Effective emission control of internal combustion engine exhaust gases with a catalytic converter requires precise control of the air/fuel ratio supplied to the engine cylinders. For this purpose, it is customary to install an oxygen sensor in the engine exhaust pipe, and to use the sensor output as a feedback signal for closed-loop fuel control.
In general, two different types of oxygen sensors are available for usage in automotive fuel control. The most common and least expensive sensor, referred to as a switching sensor, has a bi-stable output voltage that switches or toggles between first and second states corresponding to lean and rich conditions of the sensed exhaust gas, relative to a stoichiometric air/fuel ratio of approximately 14.7:1 for pump gasoline. The other type of oxygen sensor, referred to as a universal exhaust gas oxygen sensor, or wide-range oxygen sensor, has an analog output that varies in amplitude in relation to the deviation of the sensed exhaust gas from the stoichiometric air/fuel ratio. Of the two sensor types, the switching sensor is less expensive but provides limited information, whereas the wide-range sensor enables improved fuel control performance.

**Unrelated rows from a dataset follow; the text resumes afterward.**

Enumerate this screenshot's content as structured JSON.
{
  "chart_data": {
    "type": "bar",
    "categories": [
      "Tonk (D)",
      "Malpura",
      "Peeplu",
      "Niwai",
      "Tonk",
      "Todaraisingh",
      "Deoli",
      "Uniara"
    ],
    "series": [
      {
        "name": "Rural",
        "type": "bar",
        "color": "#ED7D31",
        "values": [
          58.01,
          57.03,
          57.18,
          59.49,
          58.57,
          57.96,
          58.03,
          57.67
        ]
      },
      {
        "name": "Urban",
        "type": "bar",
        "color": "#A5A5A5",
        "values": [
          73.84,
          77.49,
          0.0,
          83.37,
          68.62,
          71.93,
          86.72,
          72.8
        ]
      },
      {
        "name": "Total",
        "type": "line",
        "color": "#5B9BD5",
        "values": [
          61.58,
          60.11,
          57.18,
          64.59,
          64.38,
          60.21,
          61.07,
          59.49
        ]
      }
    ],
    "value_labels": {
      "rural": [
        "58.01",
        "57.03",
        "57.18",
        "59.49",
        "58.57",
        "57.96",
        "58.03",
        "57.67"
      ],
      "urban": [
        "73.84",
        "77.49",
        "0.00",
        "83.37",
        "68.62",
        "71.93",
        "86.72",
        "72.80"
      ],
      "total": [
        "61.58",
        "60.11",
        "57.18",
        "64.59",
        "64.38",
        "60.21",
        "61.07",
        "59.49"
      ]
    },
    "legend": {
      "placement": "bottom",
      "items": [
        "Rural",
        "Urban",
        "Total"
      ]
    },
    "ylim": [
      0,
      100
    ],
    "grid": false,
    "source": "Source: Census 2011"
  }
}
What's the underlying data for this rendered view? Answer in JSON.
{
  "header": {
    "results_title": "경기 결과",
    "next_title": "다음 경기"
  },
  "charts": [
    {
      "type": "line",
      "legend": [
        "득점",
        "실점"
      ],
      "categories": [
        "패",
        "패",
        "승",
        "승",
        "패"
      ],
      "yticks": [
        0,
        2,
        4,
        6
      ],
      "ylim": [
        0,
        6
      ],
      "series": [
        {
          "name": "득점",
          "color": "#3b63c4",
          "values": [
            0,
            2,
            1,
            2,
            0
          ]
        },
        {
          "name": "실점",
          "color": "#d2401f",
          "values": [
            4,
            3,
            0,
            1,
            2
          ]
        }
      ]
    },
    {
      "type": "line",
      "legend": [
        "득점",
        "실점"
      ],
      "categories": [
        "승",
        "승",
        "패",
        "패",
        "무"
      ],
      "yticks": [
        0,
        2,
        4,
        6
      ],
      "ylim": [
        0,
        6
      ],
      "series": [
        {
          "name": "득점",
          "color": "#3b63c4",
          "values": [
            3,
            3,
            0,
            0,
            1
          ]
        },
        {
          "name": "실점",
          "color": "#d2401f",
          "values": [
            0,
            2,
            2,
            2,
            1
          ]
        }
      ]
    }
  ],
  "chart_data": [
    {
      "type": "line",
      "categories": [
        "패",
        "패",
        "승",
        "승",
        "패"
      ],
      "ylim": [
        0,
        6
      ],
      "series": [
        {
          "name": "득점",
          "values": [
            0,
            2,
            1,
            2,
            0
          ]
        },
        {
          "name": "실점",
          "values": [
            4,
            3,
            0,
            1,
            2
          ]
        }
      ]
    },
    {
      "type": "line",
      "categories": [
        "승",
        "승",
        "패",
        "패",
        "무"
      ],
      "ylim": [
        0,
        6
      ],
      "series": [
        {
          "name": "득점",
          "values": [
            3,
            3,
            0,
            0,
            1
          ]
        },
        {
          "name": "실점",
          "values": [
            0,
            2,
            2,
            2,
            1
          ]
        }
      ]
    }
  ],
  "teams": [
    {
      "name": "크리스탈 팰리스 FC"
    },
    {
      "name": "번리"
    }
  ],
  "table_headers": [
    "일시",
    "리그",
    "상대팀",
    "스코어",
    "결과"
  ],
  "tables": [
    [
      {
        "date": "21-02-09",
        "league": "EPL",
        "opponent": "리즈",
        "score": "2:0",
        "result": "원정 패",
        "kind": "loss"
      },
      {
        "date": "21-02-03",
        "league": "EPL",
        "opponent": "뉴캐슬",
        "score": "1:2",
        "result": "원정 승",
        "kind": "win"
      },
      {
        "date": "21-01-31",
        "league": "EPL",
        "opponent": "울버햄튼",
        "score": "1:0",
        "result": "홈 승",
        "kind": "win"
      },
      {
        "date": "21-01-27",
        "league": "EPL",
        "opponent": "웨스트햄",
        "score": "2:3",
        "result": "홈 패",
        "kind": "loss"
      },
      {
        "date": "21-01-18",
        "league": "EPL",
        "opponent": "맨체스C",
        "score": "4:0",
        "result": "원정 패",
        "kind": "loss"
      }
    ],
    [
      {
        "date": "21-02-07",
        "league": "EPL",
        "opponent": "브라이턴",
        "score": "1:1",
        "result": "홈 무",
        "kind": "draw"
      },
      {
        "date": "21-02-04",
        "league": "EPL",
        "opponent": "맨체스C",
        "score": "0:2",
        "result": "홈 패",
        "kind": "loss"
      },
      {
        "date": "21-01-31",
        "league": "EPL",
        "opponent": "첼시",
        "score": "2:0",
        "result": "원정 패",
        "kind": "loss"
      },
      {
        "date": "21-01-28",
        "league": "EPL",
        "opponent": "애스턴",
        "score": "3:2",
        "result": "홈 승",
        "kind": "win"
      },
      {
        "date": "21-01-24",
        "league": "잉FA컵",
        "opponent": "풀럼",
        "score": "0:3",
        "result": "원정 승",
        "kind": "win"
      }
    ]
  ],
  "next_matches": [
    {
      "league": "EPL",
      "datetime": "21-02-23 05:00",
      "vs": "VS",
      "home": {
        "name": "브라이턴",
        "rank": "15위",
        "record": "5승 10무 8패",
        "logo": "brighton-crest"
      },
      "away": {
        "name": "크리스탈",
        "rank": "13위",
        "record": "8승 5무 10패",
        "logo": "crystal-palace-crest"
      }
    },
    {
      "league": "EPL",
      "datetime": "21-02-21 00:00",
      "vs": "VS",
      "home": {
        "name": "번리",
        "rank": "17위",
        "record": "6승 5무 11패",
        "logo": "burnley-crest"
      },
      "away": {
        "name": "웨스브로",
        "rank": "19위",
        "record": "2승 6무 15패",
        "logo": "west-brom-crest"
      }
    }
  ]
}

A portion of cost of the wide-range sensor is related to calibration; typically, the calibration is performed off-line by the sensor manufacturer, and active or passive elements in the sensor wiring harness are selected or programmed to provide a standard output voltage vs. air/fuel ratio transfer function. A related disadvantage of the wide-range sensor is that the sensor characteristics may tend to drift with age and/or other factors, leading to fuel control errors since the one-time calibration cannot account for the drift.